Michigan Infant Mortality Reduction Plan
The state of Michigan has been taking steps to combat infant mortality and reduce disparities among racial and ethnic groups.
For every 1,000 live births in Michigan, seven infants die before reaching their first birthday, a rate that is higher than the national average. In 2010 the rate for African American babies was double the state rate ( 7.1) for all births; 14.2 out of 1,000 African American infants die before they turn one. In 2011, Governor Rick Snyder identified reducing infant mortality as a public health priority. The Department of Community Health released an Infant Mortality Reduction Plan in August 2012 that outlines strategies and goals for 2012-2015. It was developed collaboratively with community, health care, academic, public health, and other maternal and child health stakeholders across the state.
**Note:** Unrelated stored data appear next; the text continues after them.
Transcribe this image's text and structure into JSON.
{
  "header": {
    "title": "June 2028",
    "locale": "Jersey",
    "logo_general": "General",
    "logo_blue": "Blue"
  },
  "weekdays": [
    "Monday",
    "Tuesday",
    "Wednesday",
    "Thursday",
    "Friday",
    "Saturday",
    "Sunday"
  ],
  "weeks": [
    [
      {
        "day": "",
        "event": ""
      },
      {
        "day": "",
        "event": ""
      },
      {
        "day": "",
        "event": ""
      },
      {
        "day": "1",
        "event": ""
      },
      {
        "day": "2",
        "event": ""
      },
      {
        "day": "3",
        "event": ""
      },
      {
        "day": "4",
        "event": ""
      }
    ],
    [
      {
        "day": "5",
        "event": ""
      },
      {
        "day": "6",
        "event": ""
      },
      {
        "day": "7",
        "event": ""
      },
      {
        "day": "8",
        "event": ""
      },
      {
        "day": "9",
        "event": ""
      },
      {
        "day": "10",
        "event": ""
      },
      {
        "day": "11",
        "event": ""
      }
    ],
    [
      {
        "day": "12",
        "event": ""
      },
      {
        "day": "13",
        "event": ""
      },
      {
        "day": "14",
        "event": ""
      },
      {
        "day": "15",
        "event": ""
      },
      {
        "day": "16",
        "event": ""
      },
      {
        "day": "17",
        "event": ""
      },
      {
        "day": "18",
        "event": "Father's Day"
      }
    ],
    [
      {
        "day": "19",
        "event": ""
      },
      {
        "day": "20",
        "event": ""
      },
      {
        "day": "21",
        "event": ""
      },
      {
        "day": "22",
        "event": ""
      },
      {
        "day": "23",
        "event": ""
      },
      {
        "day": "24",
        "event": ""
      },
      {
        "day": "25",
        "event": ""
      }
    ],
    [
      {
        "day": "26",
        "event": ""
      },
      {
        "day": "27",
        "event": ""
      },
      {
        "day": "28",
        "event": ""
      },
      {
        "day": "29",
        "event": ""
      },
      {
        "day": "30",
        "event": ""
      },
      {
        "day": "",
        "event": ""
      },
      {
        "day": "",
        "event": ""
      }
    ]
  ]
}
The states progress in reducing infant mortality is publicly monitored on the Michigan Dashboard, an online data reporting tool used to provide a quick assessment of the states performance in key areas. It can be viewed at http://www.michigan.gov/midashboard. The rates posted for 2013, the last year with confirmed data, are a state rate of 7.0. The Health Statistics data shows an infant mortality rate per 1,000 as 13.1 for African American babies, so some progress has been made.
The Michigan Department of Community Health received roughly $800,000 in FY13 to begin implementing the Infant Mortality Reduction Plan. For FY14, the governor recommended $2.5 million to continue those efforts. Progress so far has included:
- Development and implementation of an Adolescent Health Risk Behavior Assessment with the MI Quality Improvement Consortium to reduce untended pregnancies
- Work in high risk communities to use evidence-based teen pregnancy prevention programming
- Production and distribution of public service announcements to promote safe sleep practices in partnership with the Department of Human Services
- Update and promotion of safe sleep online training for health and child care providers
- Implementation of a Medicaid policy to require birthing hospitals to use evidence-based guidelines for elective delivery before 39 weeks to eliminate medically unnecessary early deliveries.
A copy of the plan can be downloaded at http://www.michigan.gov/documents/mdch/MichiganIMReductionPlan_393783_7.pdf
Updated February 2016.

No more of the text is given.